• Jun Park

Sweden - Cost Benefit Analysis Broken

There has been a lot of chatter about Sweden, the country that until today did not have mandatory lock-downs throughout the country. While their neighboring countries closed down borders, shut down schools and commerce, Sweden did not. Although they did take social-distancing measures, promote teleworking, among other measures, it never went on full lockdown nor did it make businesses close down.

The reasoning behind is has taken center-stage as the economic downturn for every country in the world deepens. Sweden, being the only developed country without quarantine, could in fact, prove that quarantines and shutdowns, will have all been for nothing, as was the headline in the Telegraph.

They have stated that their purpose was not to achieve 'herd immunity', but rather that they took a different approach which they expect the same results over time. In fact, Sweden leaving its economy open, is betting that after the pandemic that loss of life will be the same, but the economic impact will be less.

Scientists in Sweden disagree as reported by Forbes where 22 scientists stated that the Swedish strategy had failed as the numbers compared with their neighbors had such large disparity.

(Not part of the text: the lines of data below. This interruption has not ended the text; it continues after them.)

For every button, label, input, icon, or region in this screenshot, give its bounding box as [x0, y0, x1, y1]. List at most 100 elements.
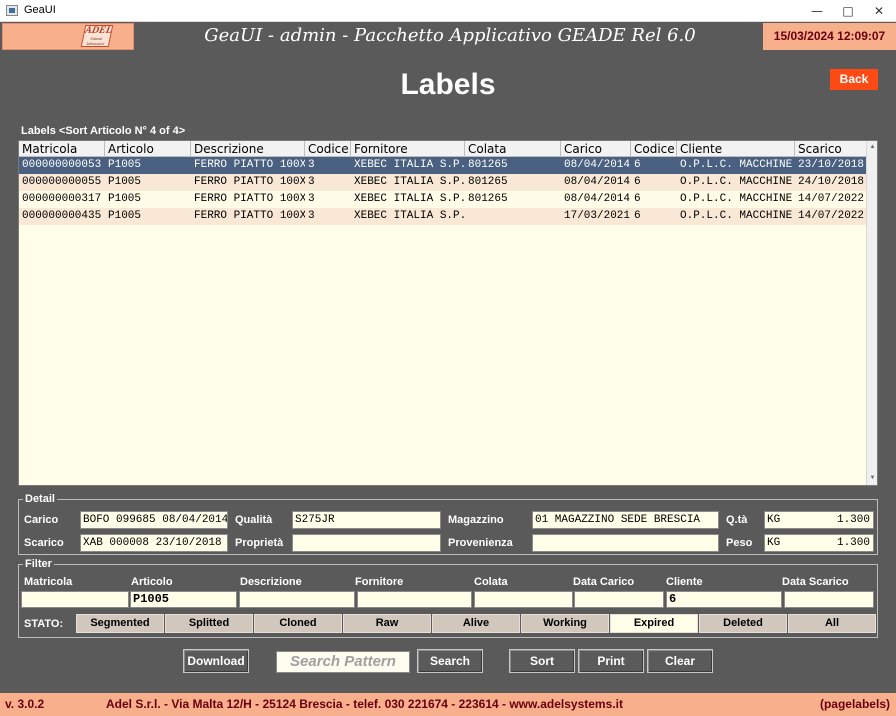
print-button[interactable]: Print — [578, 649, 644, 673]
table-cell: XEBEC ITALIA S.P. — [354, 193, 465, 205]
app-header: ADEL Sistemi Informatici GeaUI - admin - … — [0, 22, 896, 50]
stato-expired-button[interactable]: Expired — [610, 614, 698, 633]
table-cell: 000000000435 — [22, 210, 102, 222]
magazzino-field[interactable]: 01 MAGAZZINO SEDE BRESCIA — [532, 511, 719, 529]
stato-raw-button[interactable]: Raw — [343, 614, 431, 633]
filter-input-cliente[interactable]: 6 — [666, 591, 782, 608]
peso-field[interactable]: KG 1.300 — [764, 534, 874, 552]
filter-label: Fornitore — [355, 576, 404, 588]
table-cell: 08/04/2014 — [564, 159, 631, 171]
column-header[interactable]: Fornitore — [351, 141, 465, 157]
stato-alive-button[interactable]: Alive — [432, 614, 520, 633]
close-icon[interactable]: ✕ — [862, 0, 896, 22]
clear-button[interactable]: Clear — [647, 649, 713, 673]
carico-label: Carico — [24, 514, 59, 526]
page-title: Labels — [400, 68, 496, 101]
table-row[interactable]: 000000000055 P1005 FERRO PIATTO 100X 3 XEBEC… — [19, 174, 867, 191]
scroll-down-icon[interactable]: ▼ — [867, 473, 877, 484]
filter-label: Data Scarico — [782, 576, 849, 588]
stato-label: STATO: — [24, 618, 64, 630]
filter-input-data-carico[interactable] — [574, 591, 664, 608]
peso-value: 1.300 — [836, 537, 870, 549]
carico-field[interactable]: BOFO 099685 08/04/2014 — [80, 511, 228, 529]
table-cell: FERRO PIATTO 100X — [194, 193, 305, 205]
table-cell: P1005 — [108, 176, 142, 188]
table-cell: 3 — [308, 159, 315, 171]
table-cell: O.P.L.C. MACCHINE — [680, 193, 793, 205]
table-cell: 24/10/2018 — [798, 176, 865, 188]
app-window: GeaUI — □ ✕ ADEL Sistemi Informatici GeaUI … — [0, 0, 896, 716]
column-header[interactable]: Scarico — [795, 141, 867, 157]
proprieta-field[interactable] — [292, 534, 441, 552]
qualita-field[interactable]: S275JR — [292, 511, 441, 529]
app-icon — [6, 5, 18, 16]
company-info: Adel S.r.l. - Via Malta 12/H - 25124 Bre… — [106, 697, 623, 711]
table-cell: 6 — [634, 176, 641, 188]
filter-input-data-scarico[interactable] — [784, 591, 874, 608]
stato-segmented-button[interactable]: Segmented — [76, 614, 164, 633]
table-cell: O.P.L.C. MACCHINE — [680, 159, 793, 171]
column-header[interactable]: Codice — [631, 141, 677, 157]
scarico-field[interactable]: XAB 000008 23/10/2018 — [80, 534, 228, 552]
qta-value: 1.300 — [836, 514, 870, 526]
table-cell: 000000000053 — [22, 159, 102, 171]
filter-label: Descrizione — [240, 576, 302, 588]
table-cell: P1005 — [108, 210, 142, 222]
table-cell: 08/04/2014 — [564, 193, 631, 205]
qta-field[interactable]: KG 1.300 — [764, 511, 874, 529]
sort-button[interactable]: Sort — [509, 649, 575, 673]
table-row[interactable]: 000000000435 P1005 FERRO PIATTO 100X 3 XEBEC… — [19, 208, 867, 225]
column-header[interactable]: Descrizione — [191, 141, 305, 157]
filter-input-colata[interactable] — [474, 591, 573, 608]
filter-label: Matricola — [24, 576, 73, 588]
stato-deleted-button[interactable]: Deleted — [699, 614, 787, 633]
filter-label: Cliente — [666, 576, 703, 588]
column-header[interactable]: Cliente — [677, 141, 795, 157]
current-datetime: 15/03/2024 12:09:07 — [763, 23, 896, 50]
search-pattern-input[interactable]: Search Pattern — [276, 651, 410, 673]
stato-all-button[interactable]: All — [788, 614, 876, 633]
table-cell: 6 — [634, 193, 641, 205]
minimize-icon[interactable]: — — [800, 0, 834, 22]
scroll-up-icon[interactable]: ▲ — [867, 142, 877, 153]
filter-input-descrizione[interactable] — [239, 591, 355, 608]
list-caption: Labels <Sort Articolo N° 4 of 4> — [21, 125, 186, 137]
filter-input-matricola[interactable] — [21, 591, 129, 608]
column-header[interactable]: Matricola — [19, 141, 105, 157]
vertical-scrollbar[interactable]: ▲ ▼ — [866, 141, 877, 485]
download-button[interactable]: Download — [183, 649, 249, 673]
table-cell: 23/10/2018 — [798, 159, 865, 171]
table-cell: 3 — [308, 210, 315, 222]
table-cell: 801265 — [468, 193, 508, 205]
maximize-icon[interactable]: □ — [831, 0, 865, 22]
filter-label: Data Carico — [573, 576, 635, 588]
stato-splitted-button[interactable]: Splitted — [165, 614, 253, 633]
peso-label: Peso — [726, 537, 753, 549]
peso-unit: KG — [767, 537, 781, 549]
column-header[interactable]: Carico — [561, 141, 631, 157]
labels-table[interactable]: Matricola Articolo Descrizione Codice Fornit… — [18, 140, 878, 486]
stato-cloned-button[interactable]: Cloned — [254, 614, 342, 633]
stato-working-button[interactable]: Working — [521, 614, 609, 633]
filter-input-articolo[interactable]: P1005 — [130, 591, 237, 608]
column-header[interactable]: Articolo — [105, 141, 191, 157]
page-id: (pagelabels) — [819, 697, 890, 711]
provenienza-field[interactable] — [532, 534, 719, 552]
table-cell: 000000000055 — [22, 176, 102, 188]
table-row[interactable]: 000000000053 P1005 FERRO PIATTO 100X 3 XEBEC… — [19, 157, 867, 174]
footer-bar: v. 3.0.2 Adel S.r.l. - Via Malta 12/H - … — [0, 693, 896, 716]
column-header[interactable]: Codice — [305, 141, 351, 157]
table-cell: FERRO PIATTO 100X — [194, 159, 305, 171]
column-header[interactable]: Colata — [465, 141, 561, 157]
table-cell: 6 — [634, 210, 641, 222]
app-title: GeaUI - admin - Pacchetto Applicativo GE… — [204, 25, 696, 46]
search-button[interactable]: Search — [417, 649, 483, 673]
table-cell: 08/04/2014 — [564, 176, 631, 188]
back-button[interactable]: Back — [830, 69, 878, 90]
table-row[interactable]: 000000000317 P1005 FERRO PIATTO 100X 3 XEBEC… — [19, 191, 867, 208]
table-header: Matricola Articolo Descrizione Codice Fornit… — [19, 141, 867, 157]
filter-label: Colata — [474, 576, 508, 588]
filter-input-fornitore[interactable] — [357, 591, 472, 608]
company-logo: ADEL Sistemi Informatici — [2, 23, 134, 50]
window-titlebar[interactable]: GeaUI — □ ✕ — [0, 0, 896, 22]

The Swedish strategy for Covid-19 has a cost/benefit analysis that is broken.

The analysis:

Cost: Sweden has a higher initial mortality rate, real losses both in life and the economic production of the lives lost, effective today versus the possible benefit that the the course of the virus will have the same mortality rate everywhere and have higher economic losses due to quarantines over time.

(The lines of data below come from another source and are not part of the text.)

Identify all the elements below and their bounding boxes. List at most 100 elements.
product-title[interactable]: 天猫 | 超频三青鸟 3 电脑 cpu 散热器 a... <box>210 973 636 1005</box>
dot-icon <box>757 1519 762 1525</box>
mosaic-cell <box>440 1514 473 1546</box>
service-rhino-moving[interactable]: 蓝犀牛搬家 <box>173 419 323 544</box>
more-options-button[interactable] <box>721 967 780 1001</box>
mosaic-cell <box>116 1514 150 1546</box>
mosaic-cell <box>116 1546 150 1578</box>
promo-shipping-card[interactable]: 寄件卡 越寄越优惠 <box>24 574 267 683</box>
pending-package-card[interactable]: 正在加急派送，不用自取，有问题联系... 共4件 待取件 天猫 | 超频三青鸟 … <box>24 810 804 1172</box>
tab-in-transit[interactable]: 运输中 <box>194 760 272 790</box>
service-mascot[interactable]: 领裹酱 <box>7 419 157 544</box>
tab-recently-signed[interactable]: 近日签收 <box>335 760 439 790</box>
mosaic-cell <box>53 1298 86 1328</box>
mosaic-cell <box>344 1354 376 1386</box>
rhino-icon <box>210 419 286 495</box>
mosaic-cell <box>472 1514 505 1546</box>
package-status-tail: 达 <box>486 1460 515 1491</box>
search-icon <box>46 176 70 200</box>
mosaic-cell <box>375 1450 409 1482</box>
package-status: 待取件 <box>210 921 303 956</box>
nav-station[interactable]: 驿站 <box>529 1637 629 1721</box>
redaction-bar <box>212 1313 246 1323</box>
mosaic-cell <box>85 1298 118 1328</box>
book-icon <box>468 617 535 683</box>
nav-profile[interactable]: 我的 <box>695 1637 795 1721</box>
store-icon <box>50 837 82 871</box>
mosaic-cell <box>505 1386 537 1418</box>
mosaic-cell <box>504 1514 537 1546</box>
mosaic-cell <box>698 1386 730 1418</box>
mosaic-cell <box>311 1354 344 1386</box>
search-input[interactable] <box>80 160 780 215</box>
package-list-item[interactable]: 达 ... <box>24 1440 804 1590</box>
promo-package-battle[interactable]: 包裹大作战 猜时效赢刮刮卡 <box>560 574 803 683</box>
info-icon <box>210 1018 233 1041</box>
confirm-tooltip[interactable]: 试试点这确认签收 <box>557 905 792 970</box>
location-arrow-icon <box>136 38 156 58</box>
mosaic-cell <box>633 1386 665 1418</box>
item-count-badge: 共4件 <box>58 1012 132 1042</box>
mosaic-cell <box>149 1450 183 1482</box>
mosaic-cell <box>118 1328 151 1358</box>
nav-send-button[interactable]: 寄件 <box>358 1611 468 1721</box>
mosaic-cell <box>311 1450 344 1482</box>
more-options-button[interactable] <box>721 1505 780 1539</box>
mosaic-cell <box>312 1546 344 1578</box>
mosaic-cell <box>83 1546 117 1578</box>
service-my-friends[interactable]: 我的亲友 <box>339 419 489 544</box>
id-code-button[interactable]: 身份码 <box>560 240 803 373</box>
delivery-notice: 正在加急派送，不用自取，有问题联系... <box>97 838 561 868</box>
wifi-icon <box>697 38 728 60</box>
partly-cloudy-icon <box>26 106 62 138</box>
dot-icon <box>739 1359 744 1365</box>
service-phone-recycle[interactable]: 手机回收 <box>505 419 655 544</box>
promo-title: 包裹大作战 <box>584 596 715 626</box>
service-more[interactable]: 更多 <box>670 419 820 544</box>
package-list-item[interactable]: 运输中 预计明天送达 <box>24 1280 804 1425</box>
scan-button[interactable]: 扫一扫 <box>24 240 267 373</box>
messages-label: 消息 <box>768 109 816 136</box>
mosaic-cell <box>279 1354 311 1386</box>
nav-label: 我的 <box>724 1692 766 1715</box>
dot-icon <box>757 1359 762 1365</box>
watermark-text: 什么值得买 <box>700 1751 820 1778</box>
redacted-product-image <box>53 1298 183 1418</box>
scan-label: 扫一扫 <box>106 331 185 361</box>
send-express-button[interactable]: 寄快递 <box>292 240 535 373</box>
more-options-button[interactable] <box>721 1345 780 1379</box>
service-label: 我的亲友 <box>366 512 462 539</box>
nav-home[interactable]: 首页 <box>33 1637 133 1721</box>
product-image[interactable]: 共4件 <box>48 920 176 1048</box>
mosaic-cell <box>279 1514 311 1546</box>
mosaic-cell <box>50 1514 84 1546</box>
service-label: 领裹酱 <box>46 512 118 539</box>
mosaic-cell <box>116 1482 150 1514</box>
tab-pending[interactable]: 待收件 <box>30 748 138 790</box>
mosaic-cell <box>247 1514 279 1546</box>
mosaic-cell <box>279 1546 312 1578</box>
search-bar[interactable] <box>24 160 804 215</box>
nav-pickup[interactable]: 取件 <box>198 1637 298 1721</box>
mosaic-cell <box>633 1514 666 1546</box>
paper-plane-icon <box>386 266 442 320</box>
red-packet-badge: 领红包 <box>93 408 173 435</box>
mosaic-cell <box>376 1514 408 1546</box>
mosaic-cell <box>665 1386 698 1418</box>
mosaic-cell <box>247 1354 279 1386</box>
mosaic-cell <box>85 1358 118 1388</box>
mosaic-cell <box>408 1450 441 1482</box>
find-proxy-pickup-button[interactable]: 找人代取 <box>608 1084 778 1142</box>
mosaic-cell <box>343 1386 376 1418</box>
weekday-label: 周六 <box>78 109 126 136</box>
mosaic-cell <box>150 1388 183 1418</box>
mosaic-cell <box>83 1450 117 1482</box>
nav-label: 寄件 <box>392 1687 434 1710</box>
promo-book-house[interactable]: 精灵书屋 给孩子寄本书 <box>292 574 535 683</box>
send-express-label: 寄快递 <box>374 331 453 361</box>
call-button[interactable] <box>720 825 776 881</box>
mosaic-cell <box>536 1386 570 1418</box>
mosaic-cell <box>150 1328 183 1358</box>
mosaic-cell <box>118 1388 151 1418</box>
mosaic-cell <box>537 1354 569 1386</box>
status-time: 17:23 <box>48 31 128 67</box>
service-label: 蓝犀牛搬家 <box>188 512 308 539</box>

If those are the governing principles, the cost is too high for a possibility.

Additionally, the numbers suggest different, and even scientists disagree.

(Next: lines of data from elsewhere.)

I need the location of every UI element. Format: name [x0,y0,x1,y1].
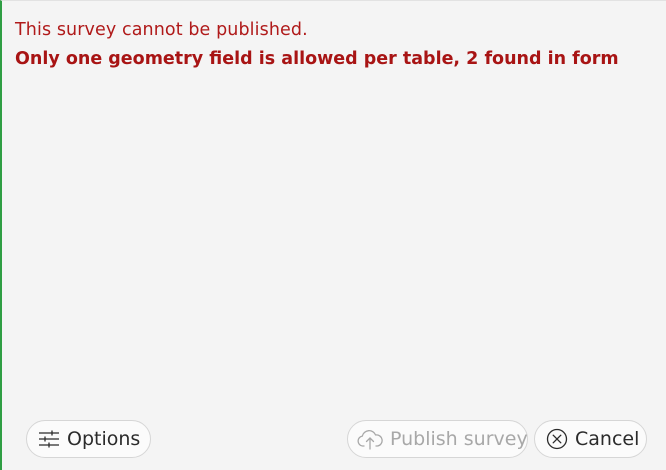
error-detail: Only one geometry field is allowed per t… [15,49,619,69]
cancel-label: Cancel [575,428,640,450]
close-circle-icon [545,427,569,451]
publish-label: Publish survey [390,428,528,450]
cloud-upload-icon [356,428,384,450]
options-button[interactable]: Options [26,420,151,458]
publish-dialog: This survey cannot be published. Only on… [0,0,666,470]
error-title: This survey cannot be published. [15,20,308,40]
options-label: Options [67,428,141,450]
cancel-button[interactable]: Cancel [534,420,647,458]
publish-survey-button[interactable]: Publish survey [347,420,528,458]
sliders-icon [37,429,61,449]
message-area: This survey cannot be published. Only on… [15,18,656,71]
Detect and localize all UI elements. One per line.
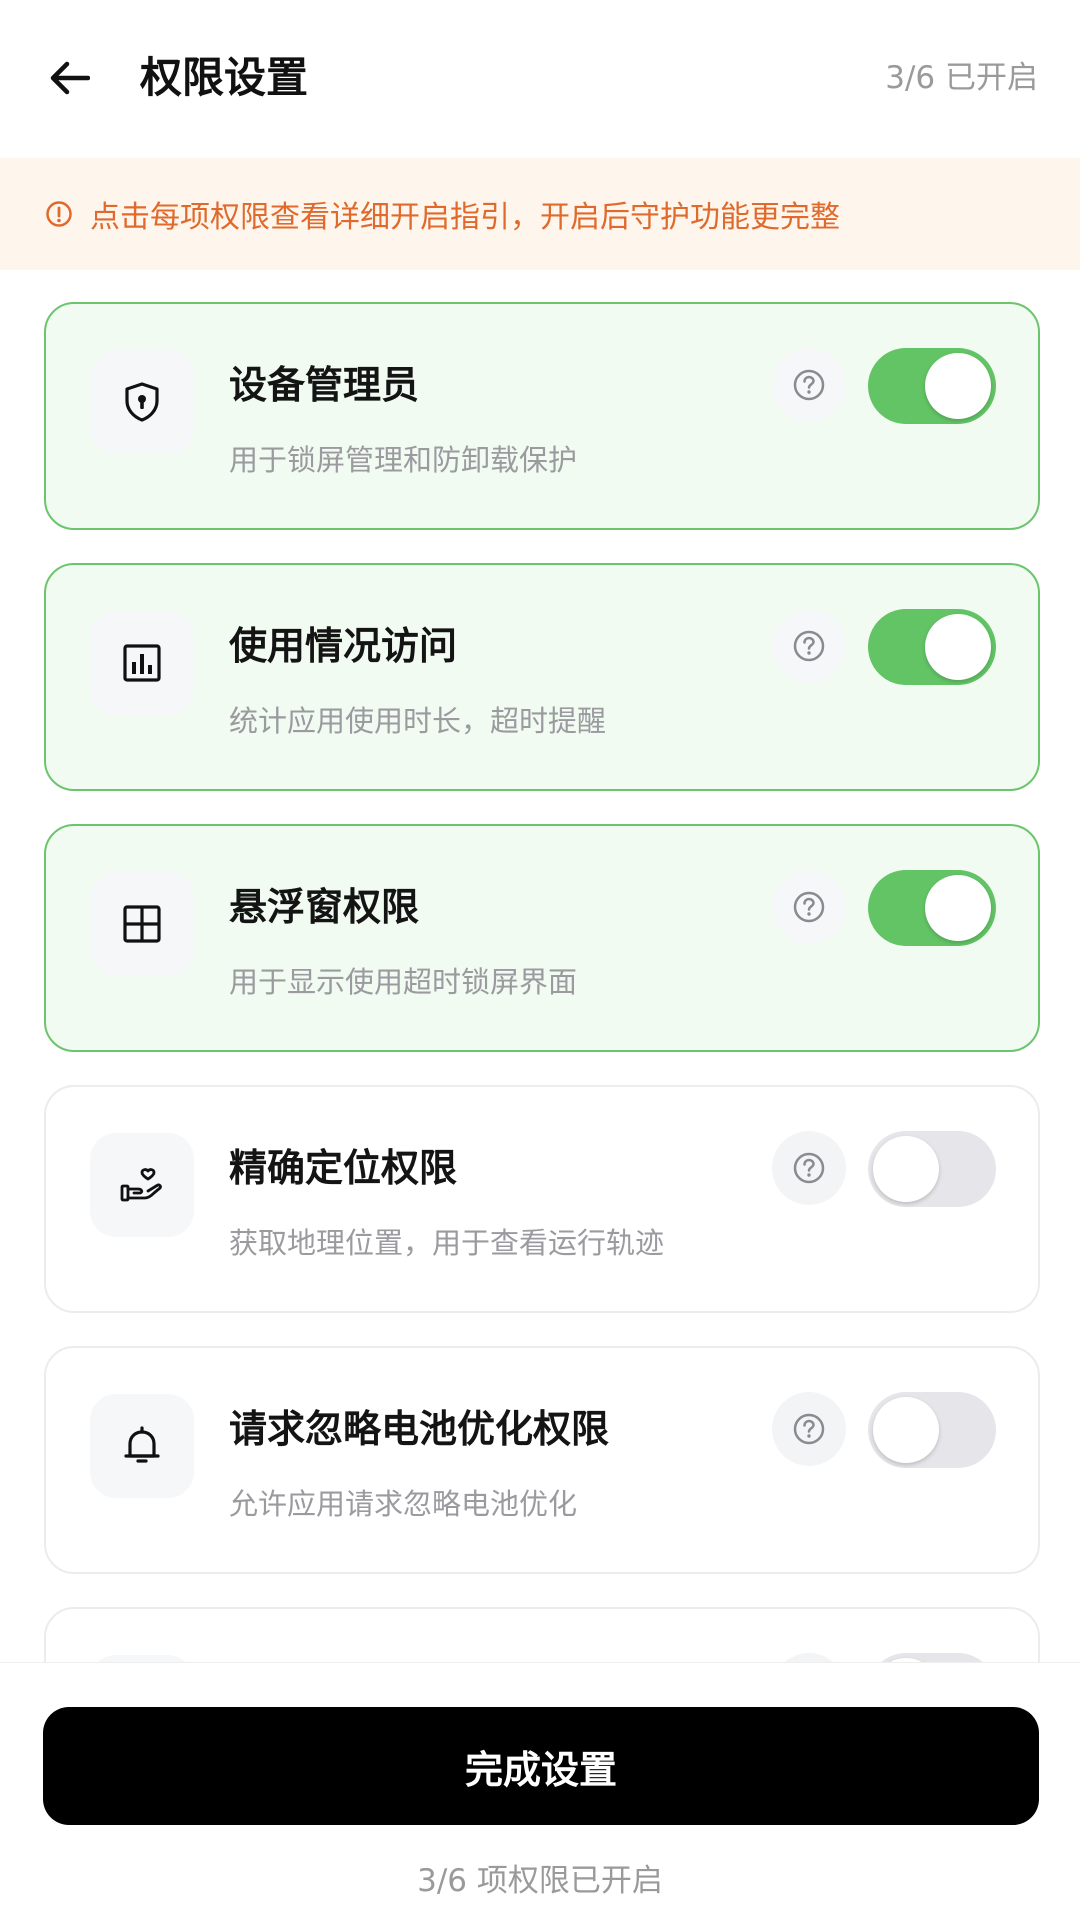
permission-card-partial[interactable] bbox=[44, 1607, 1040, 1662]
permission-desc: 用于锁屏管理和防卸载保护 bbox=[229, 443, 578, 477]
guide-notice-banner: 点击每项权限查看详细开启指引，开启后守护功能更完整 bbox=[0, 158, 1080, 270]
bell-icon bbox=[90, 1394, 194, 1498]
toggle-knob bbox=[925, 353, 991, 419]
toggle-knob bbox=[873, 1136, 939, 1202]
permission-toggle[interactable] bbox=[868, 609, 996, 685]
permission-desc: 统计应用使用时长，超时提醒 bbox=[229, 704, 607, 738]
permission-toggle[interactable] bbox=[868, 1131, 996, 1207]
help-button[interactable] bbox=[772, 1653, 846, 1662]
help-button[interactable] bbox=[772, 348, 846, 422]
help-button[interactable] bbox=[772, 870, 846, 944]
help-button[interactable] bbox=[772, 609, 846, 683]
permission-toggle[interactable] bbox=[868, 1653, 996, 1662]
permission-toggle[interactable] bbox=[868, 1392, 996, 1468]
question-circle-icon bbox=[793, 891, 825, 923]
question-circle-icon bbox=[793, 1413, 825, 1445]
permission-card-battery-optimization[interactable]: 请求忽略电池优化权限 允许应用请求忽略电池优化 bbox=[44, 1346, 1040, 1574]
toggle-knob bbox=[873, 1397, 939, 1463]
question-circle-icon bbox=[793, 1152, 825, 1184]
permission-desc: 允许应用请求忽略电池优化 bbox=[229, 1487, 578, 1521]
question-circle-icon bbox=[793, 369, 825, 401]
permission-desc: 用于显示使用超时锁屏界面 bbox=[229, 965, 578, 999]
bar-chart-icon bbox=[90, 611, 194, 715]
footer-bar: 完成设置 3/6 项权限已开启 bbox=[0, 1662, 1080, 1920]
arrow-left-icon bbox=[50, 61, 90, 95]
permission-card-device-admin[interactable]: 设备管理员 用于锁屏管理和防卸载保护 bbox=[44, 302, 1040, 530]
layout-window-icon bbox=[90, 872, 194, 976]
footer-status-text: 3/6 项权限已开启 bbox=[417, 1863, 663, 1899]
permission-card-usage-access[interactable]: 使用情况访问 统计应用使用时长，超时提醒 bbox=[44, 563, 1040, 791]
permission-desc: 获取地理位置，用于查看运行轨迹 bbox=[229, 1226, 665, 1260]
toggle-knob bbox=[925, 614, 991, 680]
permission-title: 设备管理员 bbox=[229, 363, 420, 407]
permission-toggle[interactable] bbox=[868, 348, 996, 424]
enabled-count-status: 3/6 已开启 bbox=[885, 60, 1038, 96]
permission-list[interactable]: 设备管理员 用于锁屏管理和防卸载保护 使用情况访问 统计应用使用时长，超时提醒 bbox=[0, 270, 1080, 1662]
permission-title: 悬浮窗权限 bbox=[229, 885, 420, 929]
notice-text: 点击每项权限查看详细开启指引，开启后守护功能更完整 bbox=[90, 200, 840, 235]
permission-title: 精确定位权限 bbox=[229, 1146, 458, 1190]
shield-lock-icon bbox=[90, 350, 194, 454]
help-button[interactable] bbox=[772, 1131, 846, 1205]
toggle-knob bbox=[925, 875, 991, 941]
info-icon bbox=[44, 199, 74, 229]
help-button[interactable] bbox=[772, 1392, 846, 1466]
permission-title: 请求忽略电池优化权限 bbox=[229, 1407, 610, 1451]
card-icon-placeholder bbox=[90, 1655, 194, 1662]
permission-card-precise-location[interactable]: 精确定位权限 获取地理位置，用于查看运行轨迹 bbox=[44, 1085, 1040, 1313]
permission-title: 使用情况访问 bbox=[229, 624, 458, 668]
page-title: 权限设置 bbox=[140, 53, 309, 102]
permission-card-overlay[interactable]: 悬浮窗权限 用于显示使用超时锁屏界面 bbox=[44, 824, 1040, 1052]
back-button[interactable] bbox=[44, 52, 96, 104]
question-circle-icon bbox=[793, 630, 825, 662]
header-bar: 权限设置 3/6 已开启 bbox=[0, 0, 1080, 158]
hand-heart-icon bbox=[90, 1133, 194, 1237]
permission-toggle[interactable] bbox=[868, 870, 996, 946]
finish-setup-button[interactable]: 完成设置 bbox=[43, 1707, 1039, 1825]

Currently, a paper in preprint stage (not yet peer-reviewed) is already showing clear signs that the non-pharmaceutical measures (such as quarantine, social-distancing, and lockdowns) are directly correlated to the loss of life.

The paper states the following conclusions:

The critical care demand is estimated to peak just above 16,000 patients per day by early May in the unmitigated scenario, while isolation of elderly and intermediate social distancing can reduce it to around 5000-9000 per day peaking in June. These peaks exceed the normal critical care capacity in Sweden at 526 beds by an order of magnitude.

Healthcare demand in Sweden and mortality in Sweden in response to non-pharmaceutical (NPIs) mitigation and suppression scenarios

While time will tell what the real impact of this pandemic, but in today's world, we need to value life above all, and not take unnecessary risks were the cost is life.

BUT, if you need the economic reasoning, why not this one:

The global economy is collapsing and a restructuring is in order, people's lives and jobs are now different, everywhere. The economy is an accumulation of the production of the living. In the face of this mortal disease, the loss of life means an insurmountable potential economic gain from loss of talent.